In fact, there are many within the military ranks who are already
unhappy with his tilt towards the US. His officers, especially
at the junior and mid-ranking level, who generally appreciate
his strong and macho image, are unhappy seeing him bow down
to foreign pressure.
Interestingly, President Musharraf has left no stone unturned
to convince the world of his lack of capacity. His claim during
the Chief Justice fiasco that the attack on the media was a
conspiracy against him, sent out a clear message to the world
that Musharraf is not completely in charge in Pakistan. As the
US monitors the situation, the Bush administration is faced
with a dilemma: abandon Musharraf or back him up as the only
credible option to fight terrorism. Making the issue more prickly
is the mounting pressure from a Congress that is now increasingly
dominated by Democrats. The new policies rising from the chamber
will make Pakistan accountable. This year in January, the US
House of Representatives adopted a bill making it conditional
on President Bush to certify Pakistan’s cooperation in
preventing the Taliban from operating in areas under its sovereign
control before giving Pakistan any US military aid. This legislation
implemented the recommendations of the 9/11 commission.
But the US cannot completely abandon the present regime in Pakistan.
In fact, the concern is to not push Musharraf to the point where
he becomes antagonistic to American policy interests. Therefore,
US Vice-President Dick Cheney made a surprise visit to Islamabad
at the end of February 2007 to ensure that Pakistan was onboard
with the American agenda of the war on terror and to communicate
Washington’s disappointment with its ally’s performance
in fighting Al-Qaeda and Taliban forces. Cheney’s visit
followed in the footsteps of Secretary of Defense Robert Gates.
Both the visits were prompted by General Musharraf’s statement
made earlier in February that Pakistan had done enough and that
it was not his country’s sole responsibility to counter
terrorism in the areas bordering Afghanistan. Musharraf’s
comments were in response to the mounting pressure from Washington
to increase the military crackdown on the Taliban in the tribal
areas.
Washington
is also faced with the problem of dealing with a nuclear Pakistan.
Pakistan cannot go through violent changes, especially of the
nature which disrupt communication between the Pentagon and
the Army GHQ in Rawalpindi. Therefore, even on domestic issues
such as the dismissal of the CJ and the crisis that unfolded
later, the Americans could only state that they were watching
the situation carefully without putting massive pressure on
Islamabad.
The
primary fear is to hang on to Musharraf for as long as he can
deliver some results.

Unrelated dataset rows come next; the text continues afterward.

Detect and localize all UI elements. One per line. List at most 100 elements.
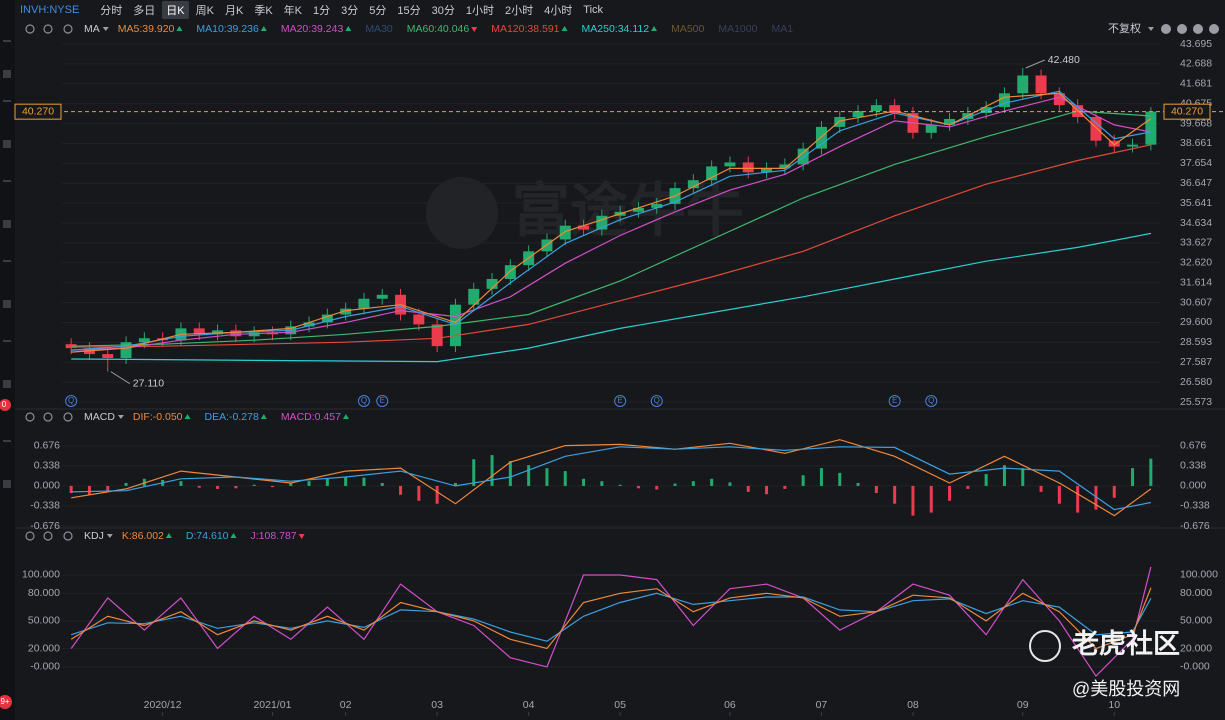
price-tag [1163,103,1211,120]
interval-tab[interactable]: 4小时 [544,5,573,17]
legend-entry: MA20:39.243 [281,23,344,35]
interval-tab[interactable]: 3分 [341,5,359,17]
indicator-line [70,566,1152,678]
macd-bar [216,485,220,489]
candle-body [925,124,937,133]
candle-body [468,288,480,305]
interval-tab[interactable]: 年K [283,5,303,17]
macd-bar [1039,485,1043,492]
candle-body [761,168,773,173]
interval-tab[interactable]: 2小时 [505,5,534,17]
macd-bar [399,485,403,495]
indicator-dropdown [117,415,124,419]
zoom-out[interactable] [1161,24,1171,34]
sidebar-badge [0,399,11,411]
macd-bar [380,482,384,486]
x-tick-label: 2021/01 [253,699,291,711]
macd-bar [893,485,897,504]
macd-bar [325,478,329,486]
x-tick-label: 03 [431,699,443,711]
sidebar-icons [3,40,11,488]
candle-body [413,314,425,325]
adjust-toggle[interactable]: 不复权 [1108,21,1141,35]
interval-tab[interactable]: 周K [195,5,214,17]
panels: 43.69542.68841.68140.67539.66838.66137.6… [14,23,1225,716]
indicator-line [70,587,1152,650]
macd-bar [838,472,842,486]
interval-tab[interactable]: 季K [254,5,273,17]
y-tick-label: -0.676 [1180,520,1210,532]
macd-bar [289,483,293,486]
zoom-in[interactable] [1177,24,1187,34]
interval-tab[interactable]: 15分 [397,5,421,17]
macd-bar [600,481,604,486]
price-tag-label: 40.270 [1171,105,1203,117]
event-marker [925,395,938,407]
y-tick-label: 20.000 [1180,642,1212,654]
legend-entry: MA120:38.591 [491,23,559,35]
interval-tab[interactable]: 1小时 [465,5,495,17]
price-tag-label: 40.270 [22,105,54,117]
window-controls[interactable] [1161,24,1219,34]
macd-bar [1002,465,1006,486]
event-marker [614,395,627,407]
candle-body [998,93,1010,108]
legend-entry: J:108.787 [251,530,297,542]
dropdown-arrow [1148,27,1154,31]
legend-trend [184,414,191,419]
candle-body [944,118,956,125]
interval-tab[interactable]: Tick [583,4,604,16]
y-tick-label: 43.695 [1180,38,1212,50]
legend-trend [260,414,267,419]
candle-body [1035,75,1047,94]
macd-bar [1021,468,1025,486]
y-tick-label: 35.641 [1180,197,1212,209]
candle-body [870,105,882,112]
panel-icons [25,24,73,541]
event-marker [650,395,663,407]
macd-bar [453,482,457,486]
macd-bar [636,485,640,489]
interval-tab[interactable]: 日K [162,1,189,19]
interval-tab[interactable]: 分时 [100,5,123,17]
interval-tab[interactable]: 月K [224,5,244,17]
macd-bar [1112,485,1116,498]
y-tick-label: 0.000 [1180,480,1206,492]
macd-bar [124,482,128,486]
event-label: Q [361,396,367,405]
y-tick-label: 38.661 [1180,137,1212,149]
macd-bar [710,478,714,486]
candle-body [1108,140,1120,147]
legend-trend [230,533,237,538]
legend-entry: MA5:39.920 [118,23,175,35]
candle-body [138,338,150,343]
candle-body [724,162,736,167]
y-tick-label: -0.000 [1180,661,1210,673]
fullscreen[interactable] [1209,24,1219,34]
y-tick-label: 34.634 [1180,217,1212,229]
macd-bar [362,477,366,486]
y-tick-label: 0.338 [34,460,60,472]
y-tick-label: 30.607 [1180,296,1212,308]
interval-tab[interactable]: 5分 [369,5,387,17]
y-tick-label: 37.654 [1180,157,1212,169]
x-tick-label: 10 [1108,699,1120,711]
interval-tab[interactable]: 多日 [133,5,156,17]
candle-body [815,126,827,149]
x-tick-label: 08 [907,699,919,711]
macd-bar [929,485,933,513]
y-tick-label: 28.593 [1180,336,1212,348]
legend-entry: DEA:-0.278 [205,411,259,423]
annotation-label: 27.110 [133,377,164,389]
y-tick-label: 27.587 [1180,356,1212,368]
interval-tab[interactable]: 1分 [313,5,331,17]
macd-bar [728,482,732,486]
settings[interactable] [1193,24,1203,34]
macd-bar [1057,485,1061,504]
interval-tab[interactable]: 30分 [431,5,455,17]
sidebar [0,0,15,720]
macd-bar [270,485,274,488]
legend-trend [651,26,658,31]
macd-bar [87,485,91,495]
candle-body [504,265,516,279]
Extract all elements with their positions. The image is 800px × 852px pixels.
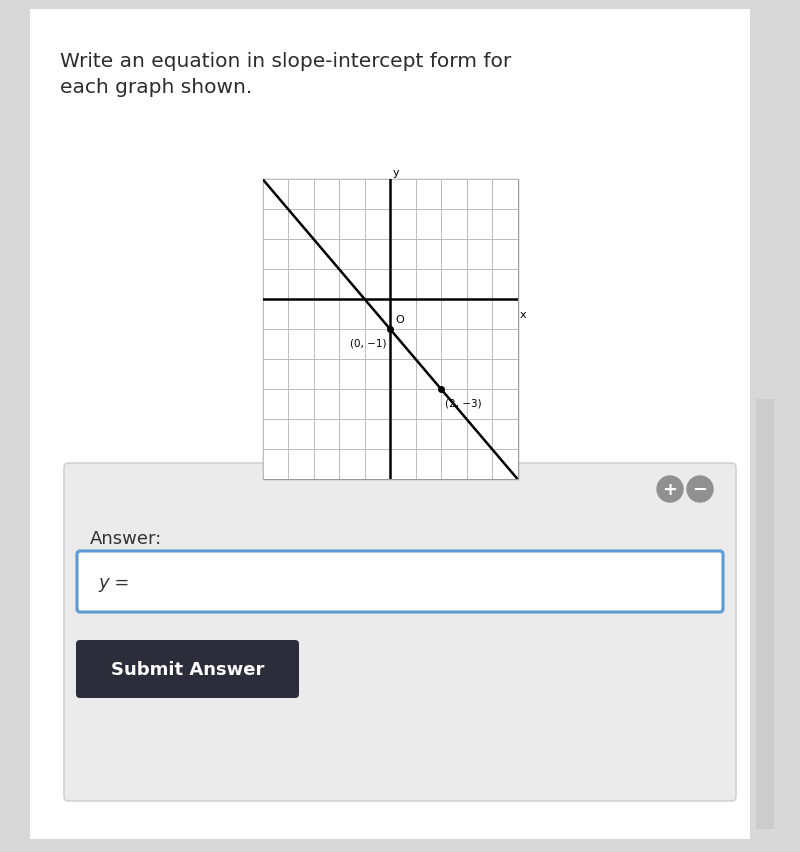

Nonetheless, the window of opportunity
for Islamabad is narrowing, as more questions are being asked
in the US about Musharraf’s intent in fighting the Taliban.
Reports being filed from Afghanistan in particular point a finger
towards Pakistan in terms of supporting the rise of the Taliban.
Despite the joint committee to discuss security and defence-related
issues between Pakistan and the US, there is very little appreciation
of Islamabad’s concern regarding the future of Afghanistan,
especially after NATO forces leave the country. The Pakistan
Army is apprehensive of allowing India to establish links and
gain a foothold in Afghanistan and, thus, would maintain contacts
with any element which could help it limit India’s presence
within the borders of its western neighbour. For Pakistan, Afghanistan
is a frontline state which cannot be given up to hostile foreign
forces.
Such
an approach, of course, makes Americans increasingly apprehensive
of Pakistan’s support in the war on terror and makes the
relationship shaky. The fears in Washington, however, would
not break the relationship between the US government and the
military in Pakistan. It is understood that Pakistan’s
military has a key role in delivering some results in the war
on terror. So, while there could be some agreement on abandoning
Musharraf, the link with the GHQ will continue.